The AISI must protect the US from risky AI models by conducting security tests to detect damage before models are deployed. Tests must “address risks to human rights, civil rights, and civil liberties, such as those related to privacy, discrimination and bias, freedom of expression, and the safety of individuals and groups,” President Joe Biden said in a national security memo last year . month, highlighting that safety testing is critical to supporting unparalleled AI innovation.
“For the United States to maximize the benefits of AI, Americans need to know when they can trust systems to perform safely and reliably,” Biden said.
But the AISI's security testing is voluntary, and while companies like OpenAI and Anthropic have agreed to the voluntary testing, not every company has. Hansen is concerned that AISI is under-resourced and under-budget to achieve its broad goals of protecting America from untold harm from AI.
“The AI Safety Institute predicted that they're going to need about $50 million in funding, and that was before the National Security memo, and it doesn't look like they're going to get that at all,” Hansen told Ars.
Biden had budgeted $50 million for AISI by 2025, but Donald Trump has threatened to dismantle Biden's AI security plan upon taking office.
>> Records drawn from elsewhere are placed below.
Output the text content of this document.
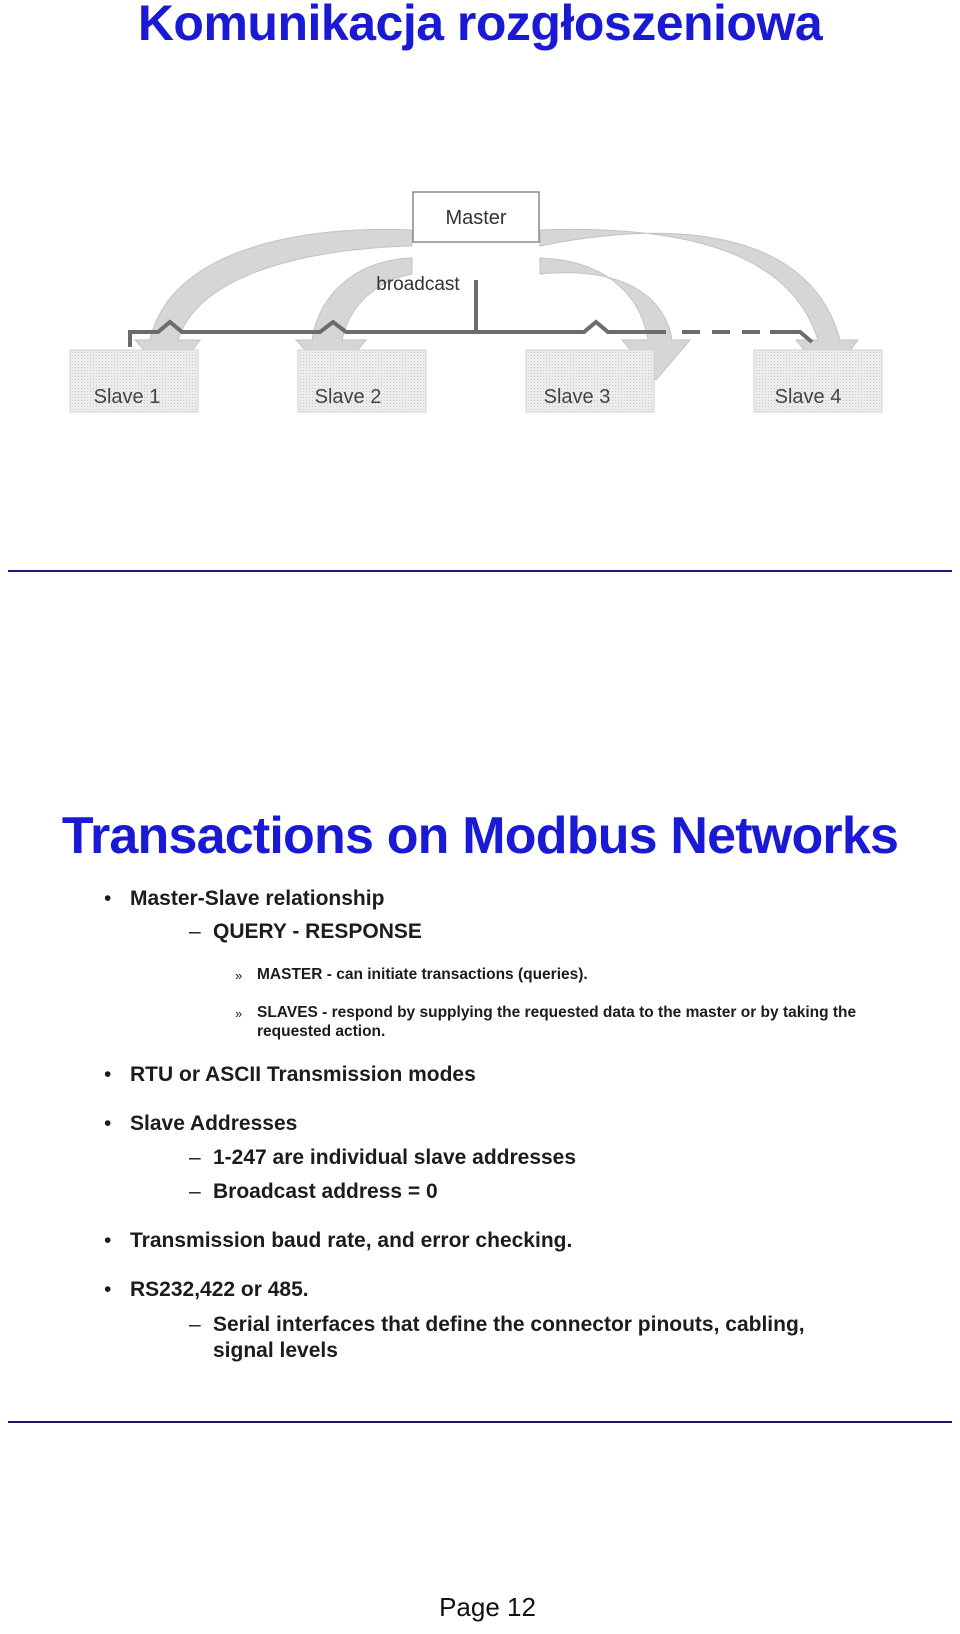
Komunikacja rozgłoszeniowa
Master
broadcast
Slave 1	Slave 2	Slave 3	Slave 4
Transactions on Modbus Networks
• Master-Slave relationship
– QUERY - RESPONSE
» MASTER - can initiate transactions (queries).
» SLAVES - respond by supplying the requested data to the master or by taking the requested action.
• RTU or ASCII Transmission modes
• Slave Addresses
– 1-247 are individual slave addresses
– Broadcast address = 0
• Transmission baud rate, and error checking.
• RS232,422 or 485.
– Serial interfaces that define the connector pinouts, cabling, signal levels
Page 12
The AISI would likely never be funded well enough to detect and deter all AI harm, but because its future is unclear, even the limited safety testing the US had planned could be halted at a time when the AI industry continues to move full steam ahead.
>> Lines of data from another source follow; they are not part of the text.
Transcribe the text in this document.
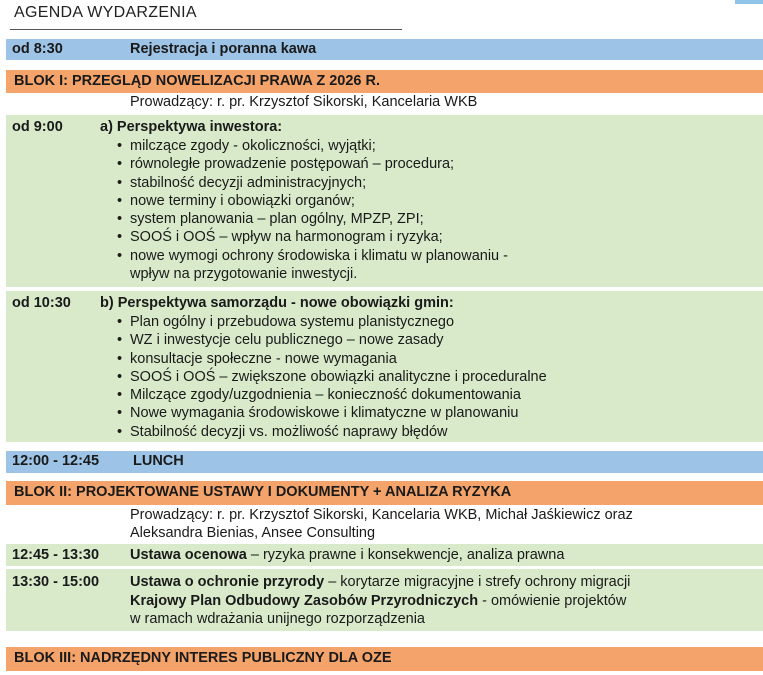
AGENDA WYDARZENIA
od 8:30	Rejestracja i poranna kawa
BLOK I: PRZEGLĄD NOWELIZACJI PRAWA Z 2026 R.
Prowadzący: r. pr. Krzysztof Sikorski, Kancelaria WKB
od 9:00	a) Perspektywa inwestora:
• milczące zgody - okoliczności, wyjątki;
• równoległe prowadzenie postępowań – procedura;
• stabilność decyzji administracyjnych;
• nowe terminy i obowiązki organów;
• system planowania – plan ogólny, MPZP, ZPI;
• SOOŚ i OOŚ – wpływ na harmonogram i ryzyka;
• nowe wymogi ochrony środowiska i klimatu w planowaniu -
wpływ na przygotowanie inwestycji.
od 10:30 b) Perspektywa samorządu - nowe obowiązki gmin:
• Plan ogólny i przebudowa systemu planistycznego
• WZ i inwestycje celu publicznego – nowe zasady
• konsultacje społeczne - nowe wymagania
• SOOŚ i OOŚ – zwiększone obowiązki analityczne i proceduralne
• Milczące zgody/uzgodnienia – konieczność dokumentowania
• Nowe wymagania środowiskowe i klimatyczne w planowaniu
• Stabilność decyzji vs. możliwość naprawy błędów
12:00 - 12:45 LUNCH
BLOK II: PROJEKTOWANE USTAWY I DOKUMENTY + ANALIZA RYZYKA
Prowadzący: r. pr. Krzysztof Sikorski, Kancelaria WKB, Michał Jaśkiewicz oraz
Aleksandra Bienias, Ansee Consulting
12:45 - 13:30 Ustawa ocenowa – ryzyka prawne i konsekwencje, analiza prawna
13:30 - 15:00 Ustawa o ochronie przyrody – korytarze migracyjne i strefy ochrony migracji
Krajowy Plan Odbudowy Zasobów Przyrodniczych - omówienie projektów
w ramach wdrażania unijnego rozporządzenia
BLOK III: NADRZĘDNY INTERES PUBLICZNY DLA OZE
That would leave the public largely at the mercy of AI companies' internal security testing. With groundbreaking models from major companies likely to remain under society's microscope, OpenAI has pledged to increase investment in security testing and help set industry-leading security standards.
According to OpenAI, this effort includes making models more secure over time and less prone to producing malicious results, even with jailbreaks. But OpenAI still has a lot of work to do in that area, as Hansen told Ars that he has a “standard jailbreak” for OpenAI's most popular release, ChatGPT, “that almost always works” and produces malicious results.